Termos em que se nos afigura dever o recurso improceder nesta parte

3 - Sobre a alegada impossibilidade de realização do cúmulo jurídico de penas suspensas na sua execução, com pena de prisão efectiva.

Não parece que assista razão ao recorrente.

Primo: - Em caso de conhecimento superveniente do concurso, as penas de execução suspensa entram no cúmulo jurídico como penas de prisão, só no final se decidindo se a pena conjunta deve ou não ficar suspensa na sua execução – Acs do STJ de 14.01.2009 (proc. nº 08P3975), 5ª s); de 16.11.2011 (proc. nº 150/08.5JBLSB.L1.S1), 3ª S), de 21.03.2013 (proc. nº 143/10.0PBVCT.S1); de 25/09/2013 (proc. nº 1751/05.9JAPRT.S1) e de 12.06. 2014 (proc. nº 300/08.1GBSLV.S2).

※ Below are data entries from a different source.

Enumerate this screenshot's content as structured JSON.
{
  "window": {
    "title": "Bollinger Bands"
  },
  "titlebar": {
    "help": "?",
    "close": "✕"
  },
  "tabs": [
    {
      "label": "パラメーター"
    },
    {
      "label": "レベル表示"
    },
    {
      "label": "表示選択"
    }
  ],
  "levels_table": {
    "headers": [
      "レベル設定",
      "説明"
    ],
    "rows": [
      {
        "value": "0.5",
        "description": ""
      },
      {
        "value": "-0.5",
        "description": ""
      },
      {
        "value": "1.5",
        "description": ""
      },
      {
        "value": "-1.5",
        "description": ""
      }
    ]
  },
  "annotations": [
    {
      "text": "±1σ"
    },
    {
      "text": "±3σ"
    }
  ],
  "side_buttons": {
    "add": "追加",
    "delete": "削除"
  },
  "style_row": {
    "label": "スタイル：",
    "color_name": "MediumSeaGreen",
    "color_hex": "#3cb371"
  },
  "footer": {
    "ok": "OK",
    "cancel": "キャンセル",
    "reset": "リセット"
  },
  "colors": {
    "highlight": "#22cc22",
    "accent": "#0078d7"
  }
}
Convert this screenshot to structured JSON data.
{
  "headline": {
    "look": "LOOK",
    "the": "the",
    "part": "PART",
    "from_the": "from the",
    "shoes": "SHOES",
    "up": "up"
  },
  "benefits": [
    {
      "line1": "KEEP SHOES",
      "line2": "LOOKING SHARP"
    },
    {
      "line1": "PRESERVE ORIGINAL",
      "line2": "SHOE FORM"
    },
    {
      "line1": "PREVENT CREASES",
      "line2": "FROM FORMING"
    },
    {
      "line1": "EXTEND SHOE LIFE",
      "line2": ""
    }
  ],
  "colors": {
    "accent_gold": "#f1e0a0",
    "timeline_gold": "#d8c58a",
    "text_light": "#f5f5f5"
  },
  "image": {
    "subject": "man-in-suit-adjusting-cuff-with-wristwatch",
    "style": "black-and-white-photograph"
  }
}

Ainda a propósito, citamos, com a devida vénia, o enunciado do Ac. do STJ de 11-05-2011 (proc. nº 1040/06.1PSLSB.S1, 3ª S): “XII - Na jurisprudência do STJ, a orientação dominante é no sentido da integração da pena suspensa no cúmulo, como se pode ver dos acórdãos de 26-02-1986, BMJ n.º 354, pág. 345; de 02-07-1986, BMJ n.º 359, pág. 339; de 02-10-1986, BMJ n.º 360, pág. 340; de 19-11-1986, BMJ n.º 361, pág. 278; de 07-02-1990, CJ 1990, tomo 1, pág. 30 e BMJ n.º 394, pág. 237; de 13-02-1991, BMJ n.º 404, pág. 178; de 03-07-1991, CJ 1991, tomo 4, pág. 7; de 23-09-1992, BMJ n.º 419, pág. 439; de 07-01-1993, CJSTJ 1993, tomo 1, pág. 162; de 24-02-1993, BMJ n.º 424, pág. 410; de 17-01-1994, BMJ n.º 433, pág. 257; de 11-01-1995, CJSTJ 1995, tomo 1, pág. 176; de 24-01-1996, CJSTJ 1996, tomo 1, pág. 182 (unificando duas penas impostas em processos diferentes, suspensas na sua execução, fixando pena única suspensa na execução); de 14-11-1996, BMJ n.º 461, pág. 186; de 05-02-1997, CJSTJ1997, tomo 1, pág. 209; de 12-03-1997, CJSTJ 1997, tomo 1, pág. 245 e BMJ n.º 465, pág. 319; de 07-05-1997, BMJ n.º 467, pág. 256; de 04-06-1997, BMJ n.º 468, pág. 79; de 11-06-1997, Proc. n.º 65/97; de 04-06-1998, Proc. n.º 333/98 - 3.ª; de 17-03-1999, BMJ n.º 485, pág. 121; de 24-03-1999, CJSTJ 1999, tomo 1, pág. 255; de 07-12-1999, BMJ n.º 492, pág. 183; de 13-02-2003, Proc. n.º 4097/02 - 5.ª; de 03-07-2003, Proc. n.º 2153/03 - 5.ª, RPCC citada; 30-10-2003, CJSTJ 2003, tomo3, pág. 222; de 04-03-2004, Proc. n.º 3293/03 - 5.ª; de 22-04-2004, CJSTJ 2004, tomo 2, pág. 172; de 02-12-2004, Proc. n.º 4106/04 - 5.ª; de 21-04-2005, Proc. n.º 1303/05; de 27-04-2005, Proc. n.º 897/05; de 05-05-2005, Proc. n.º 661/05; de 20-10-2005, Proc. n.º 2033/05 - 5.ª; de 08-06-2006, Proc. n.º 1558/06 - 5.ª; de 21-06-2006, Proc. n.º 1914/06 - 3.ª; de 28-06-2006, Procs. n ºs 774/06 - 3.ª (com um voto de vencido) e 1610/06 - 3.ª (igualmente com um voto de vencido); de 21-09-2006, Proc. n.º 2927/06 - 5.ª; de 09-11-2006, Proc. n.º 3512/06 - 5.ª, CJSTJ 2006, tomo 3, pág. 226.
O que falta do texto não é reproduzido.